Aku terkesima dengan kata Ragi, sembari merasakan enaknya masakan sambal bercampur nasi yang setengah matang.
"Siapa Soe Hok Gie?" tanya Ragi lagi, juga tak aku jawab.
"Kalau mahasiswa harus membacanya?" tanya Ragi sekali lagi, sedangkan aku masih menikmati makananku.
"Kenapa mesti namanya Anne? Bukankah kita orang kampung? Orang kampung seharusnya bernama Ragian, Broto. Bukan Anne!" kataku membalas sambil mengunyah.
"Apa salahnya? Karena namanya Anne?" adikku kebingungan dengan wajahnya yang tetap polos.
"Kita orang kampung, Ra!" kataku memberi alasan.
"Kampung dan Anne menjadi masalah?"
"Mas, tolonglah, bertemu saja. Sudah berkali-kali dia menanyakan. Tetapi kamu tidak pernah mau menemui. Kalau kamu tidak suka, ya, tidak apa," Ragi tak bisa menyelesaikan sanggahannya.

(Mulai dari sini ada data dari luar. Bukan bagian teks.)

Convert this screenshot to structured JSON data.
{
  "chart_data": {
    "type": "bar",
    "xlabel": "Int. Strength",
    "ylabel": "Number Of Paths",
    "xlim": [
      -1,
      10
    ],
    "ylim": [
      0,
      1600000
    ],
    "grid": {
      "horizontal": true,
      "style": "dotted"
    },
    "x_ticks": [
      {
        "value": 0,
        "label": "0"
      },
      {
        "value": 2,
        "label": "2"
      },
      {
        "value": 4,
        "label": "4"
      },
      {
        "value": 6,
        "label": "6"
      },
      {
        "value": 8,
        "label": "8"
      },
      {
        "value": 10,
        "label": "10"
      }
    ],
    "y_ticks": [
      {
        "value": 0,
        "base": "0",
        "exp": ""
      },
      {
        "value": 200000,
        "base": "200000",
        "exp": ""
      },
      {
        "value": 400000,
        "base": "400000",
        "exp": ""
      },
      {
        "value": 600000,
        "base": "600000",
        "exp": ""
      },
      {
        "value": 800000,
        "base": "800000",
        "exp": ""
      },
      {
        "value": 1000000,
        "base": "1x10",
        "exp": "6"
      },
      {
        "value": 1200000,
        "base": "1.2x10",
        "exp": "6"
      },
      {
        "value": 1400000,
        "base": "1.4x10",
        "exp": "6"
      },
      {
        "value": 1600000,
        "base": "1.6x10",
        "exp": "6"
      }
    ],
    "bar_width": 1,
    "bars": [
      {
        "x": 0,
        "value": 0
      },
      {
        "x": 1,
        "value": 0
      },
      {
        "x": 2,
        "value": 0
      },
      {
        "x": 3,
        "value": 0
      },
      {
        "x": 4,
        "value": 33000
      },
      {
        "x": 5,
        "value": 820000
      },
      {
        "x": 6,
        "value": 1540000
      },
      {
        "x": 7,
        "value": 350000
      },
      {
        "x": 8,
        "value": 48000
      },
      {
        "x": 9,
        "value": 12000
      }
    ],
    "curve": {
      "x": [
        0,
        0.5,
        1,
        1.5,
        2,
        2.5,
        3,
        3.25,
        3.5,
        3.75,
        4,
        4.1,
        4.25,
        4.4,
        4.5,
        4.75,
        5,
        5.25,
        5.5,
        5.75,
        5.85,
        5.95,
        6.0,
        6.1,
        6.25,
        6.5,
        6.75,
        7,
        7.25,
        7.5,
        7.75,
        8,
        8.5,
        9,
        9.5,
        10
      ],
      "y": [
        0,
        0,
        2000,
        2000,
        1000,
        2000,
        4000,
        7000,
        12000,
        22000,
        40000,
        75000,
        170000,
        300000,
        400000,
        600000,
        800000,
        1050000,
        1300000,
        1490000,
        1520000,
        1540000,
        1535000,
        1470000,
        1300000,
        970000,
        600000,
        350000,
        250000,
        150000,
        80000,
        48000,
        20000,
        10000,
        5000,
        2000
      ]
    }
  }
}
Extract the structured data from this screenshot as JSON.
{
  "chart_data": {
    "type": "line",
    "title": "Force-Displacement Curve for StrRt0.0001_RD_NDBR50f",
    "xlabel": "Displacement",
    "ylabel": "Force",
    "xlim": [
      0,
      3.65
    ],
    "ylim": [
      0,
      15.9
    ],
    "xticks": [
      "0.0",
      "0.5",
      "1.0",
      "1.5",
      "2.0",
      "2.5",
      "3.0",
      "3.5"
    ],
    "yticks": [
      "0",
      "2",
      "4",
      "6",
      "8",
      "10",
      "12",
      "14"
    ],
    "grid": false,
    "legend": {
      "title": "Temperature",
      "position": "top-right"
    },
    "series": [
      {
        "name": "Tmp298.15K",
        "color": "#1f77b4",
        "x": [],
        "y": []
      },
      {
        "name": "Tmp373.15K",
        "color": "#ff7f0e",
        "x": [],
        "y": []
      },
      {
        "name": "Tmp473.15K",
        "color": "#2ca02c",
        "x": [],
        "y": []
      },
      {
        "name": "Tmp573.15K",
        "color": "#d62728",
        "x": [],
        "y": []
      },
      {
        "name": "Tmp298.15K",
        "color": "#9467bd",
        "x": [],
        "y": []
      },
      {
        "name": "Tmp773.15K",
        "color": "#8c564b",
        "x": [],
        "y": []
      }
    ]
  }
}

Dan aku masih menikmati sambal dan goreng tempe dengan nasi putih panas yang sudah menjadi hangat. Beginilah orang kampung, makan hanya dengan sambal dan tahu tempe. Sebenar-benarnya orang kampung. Anne bukan orang kampung padahal dia di kampung. Itu alasanku saja; karena aku sedang memikirkan penulisku. Masih ada sambal, masih ada tempe, tetap saja aku makan, karena aku orang kampung. Alasan yang sangat tepat, meskipun ternyata membuat Ragian risau hati.
Tiba-tiba saja, aku sadar bukan Anne atau aku yang membuat Ragi risau. Tetapi karena Ragi sendiri sedang menyukai seseorang, dan takut orang itu tidak suka padanya, seperti Anne menyukai kakaknya, dan tak berbalas.
Akhirnya demi Ragi, aku bertemu dengan Anne, yang cantik, suka membaca, berambut sebahu dan mempunyai ujung hidung persis Julia Robert. Tetapi buatku dia bukan seorang penulis yang membuatku hidup. Kami hanya berbagi cerita, terutama tentang buku, tentang tokoh-tokoh dalam cerita; kadang kebodohan, buku yang sudah dibaca tetap saja dibaca. Kami senang dengan cerita yang terutama dari Anne dan Ragi.